Die Verhältnisse spotten jeder Beschreibung. Im September trat deshalb der Leiter des Lagers, Yannis Balbakakis, zurück. Constantinos Moutzouris, als Gouverneur der nordägäischen Inseln auch für Lesbos zuständig, entschuldigte sich öffentlich für die dort herrschenden Zustände. Wie angespannt und letztlich unkontrollierbar die Situation ist, zeigte sich, als es im Lager Ende September zu einem Brand kam, bei dem eine Frau und ihr Neugeborenes qualvoll starben. Die Feuerwehr traf erst mit Verspätung ein und sah sich erbosten Bewohnern gegenüber, die auch noch mit Sicherheitskräften aneinandergerieten. Wäre der Wind an diesem Tag etwas stärker gewesen, sagt die Mitarbeiterin einer Hilfsorganisation, hätte das halbe Lager Feuer fangen können.

Dass auf dem Boden der EU Flüchtlingseinrichtungen existieren, die Alessandro Barberio von der NGO »Ärzte ohne Grenzen« schon 2018 als »Hölle auf Erden« bezeichnete, ist nicht nur Ausdruck einer völlig gescheiterten EU-Flüchtlingspolitik. Denn offiziell handelt es sich bei den Hotspots nur um temporäre Einrichtungen. Würde man auf den Inseln menschenwürdige und für längerfristigen Aufenthalt geeignete Flüchtlingsunterkünfte errichten, die diesen Namen auch verdienten, stieße die Regierung wohl auf heftigen lokalen Widerstand. Zurzeit sind im Umland von Mytilini, der Hauptstadt von Lesbos, die vor 2015 etwa 27 000 Einwohner zählte, bereits über 15 000 Flüchtlinge untergebracht. Noch kam es in Lesbos, anders als auf den Nachbarinseln, weder zu größeren Demonstrationen gegen die Flüchtlinge noch zu anderen Zwischenfällen.

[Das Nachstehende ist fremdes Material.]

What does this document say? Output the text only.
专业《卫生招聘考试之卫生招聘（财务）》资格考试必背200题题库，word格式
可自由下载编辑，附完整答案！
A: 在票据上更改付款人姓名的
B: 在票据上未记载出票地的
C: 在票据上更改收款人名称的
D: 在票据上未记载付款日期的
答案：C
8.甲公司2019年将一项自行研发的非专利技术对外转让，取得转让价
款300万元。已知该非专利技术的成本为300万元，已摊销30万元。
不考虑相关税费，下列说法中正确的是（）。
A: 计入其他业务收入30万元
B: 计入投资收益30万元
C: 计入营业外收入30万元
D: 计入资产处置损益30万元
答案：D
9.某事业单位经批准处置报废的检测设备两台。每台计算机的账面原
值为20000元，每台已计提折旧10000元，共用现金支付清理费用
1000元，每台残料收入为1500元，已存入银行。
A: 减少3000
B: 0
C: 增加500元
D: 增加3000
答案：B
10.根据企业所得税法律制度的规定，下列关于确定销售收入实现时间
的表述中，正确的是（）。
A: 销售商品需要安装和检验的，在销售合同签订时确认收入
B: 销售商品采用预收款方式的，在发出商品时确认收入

Aber die Stimmung, so berichten Einwohner, schlage langsam um und der Unmut wachse, je mehr Neuankünfte jede Woche registriert würden. Man wolle, heißt es, nicht weiter eine Geisel Erdoğans und der EU sein und hier, am äußersten Ende Europas, die Last verfehlter Politik tragen.

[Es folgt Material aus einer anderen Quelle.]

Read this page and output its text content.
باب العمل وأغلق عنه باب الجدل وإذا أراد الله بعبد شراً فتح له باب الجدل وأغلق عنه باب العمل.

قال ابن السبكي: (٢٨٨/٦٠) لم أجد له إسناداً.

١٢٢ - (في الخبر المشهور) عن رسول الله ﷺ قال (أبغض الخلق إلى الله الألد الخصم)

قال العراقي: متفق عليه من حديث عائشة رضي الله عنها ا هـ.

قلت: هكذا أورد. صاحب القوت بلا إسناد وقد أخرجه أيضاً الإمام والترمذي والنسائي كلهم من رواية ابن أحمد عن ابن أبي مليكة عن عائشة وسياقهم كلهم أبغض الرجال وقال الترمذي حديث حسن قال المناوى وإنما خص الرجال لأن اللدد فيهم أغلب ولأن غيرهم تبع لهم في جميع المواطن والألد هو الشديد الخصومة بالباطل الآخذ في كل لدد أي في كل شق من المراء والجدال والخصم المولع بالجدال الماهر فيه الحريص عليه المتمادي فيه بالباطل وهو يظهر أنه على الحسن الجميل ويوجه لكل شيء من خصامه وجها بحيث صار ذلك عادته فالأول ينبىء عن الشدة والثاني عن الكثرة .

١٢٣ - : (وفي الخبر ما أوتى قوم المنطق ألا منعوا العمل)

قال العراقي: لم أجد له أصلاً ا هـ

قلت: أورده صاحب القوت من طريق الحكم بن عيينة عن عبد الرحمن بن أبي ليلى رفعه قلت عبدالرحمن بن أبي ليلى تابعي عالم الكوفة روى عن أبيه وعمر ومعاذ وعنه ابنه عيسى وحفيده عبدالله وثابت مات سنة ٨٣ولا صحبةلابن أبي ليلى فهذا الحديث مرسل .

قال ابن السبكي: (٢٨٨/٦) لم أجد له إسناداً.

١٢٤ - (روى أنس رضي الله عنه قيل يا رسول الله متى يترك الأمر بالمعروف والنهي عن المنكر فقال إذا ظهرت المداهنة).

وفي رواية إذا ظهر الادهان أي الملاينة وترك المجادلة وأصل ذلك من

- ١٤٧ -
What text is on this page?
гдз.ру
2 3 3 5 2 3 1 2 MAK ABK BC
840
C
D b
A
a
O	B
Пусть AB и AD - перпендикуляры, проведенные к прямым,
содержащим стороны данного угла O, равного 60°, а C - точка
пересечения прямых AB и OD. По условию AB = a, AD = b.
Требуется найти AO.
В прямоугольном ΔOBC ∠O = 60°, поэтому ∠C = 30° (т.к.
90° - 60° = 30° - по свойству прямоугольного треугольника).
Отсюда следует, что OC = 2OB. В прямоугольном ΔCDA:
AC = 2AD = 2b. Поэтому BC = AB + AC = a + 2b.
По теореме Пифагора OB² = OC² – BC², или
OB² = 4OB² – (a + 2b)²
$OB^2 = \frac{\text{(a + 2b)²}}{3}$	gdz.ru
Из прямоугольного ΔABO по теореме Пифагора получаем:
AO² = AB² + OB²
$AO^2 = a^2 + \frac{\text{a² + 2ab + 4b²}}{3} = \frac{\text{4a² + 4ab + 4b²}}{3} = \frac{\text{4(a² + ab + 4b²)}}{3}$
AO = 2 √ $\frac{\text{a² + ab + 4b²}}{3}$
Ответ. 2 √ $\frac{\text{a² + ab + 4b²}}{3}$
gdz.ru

Die Lage kann jederzeit eskalieren, auch wenn die Regierung nach dem Brand in Moria einige Tausend Flüchtlinge, zumeist Frauen und unbegleitete Kinder, aufs Festland evakuiert hat. Denn Nacht für Nacht kommen neue Boote an, und sollte es Erdoğans außenpolitischen Zielen dienlich sein, könnten es noch wesentlich mehr werden. Trotz aller Warnungen sind weder Griechenland noch die EU darauf vorbereitet – ähnlich wie schon 2015. Den Preis dafür werden erneut die Flüchtlinge in den Hotspots und die Bewohner der Inseln zahlen, deren Pech es ist, nur wenige Kilometer von der tür­kischen Küste entfernt zu leben.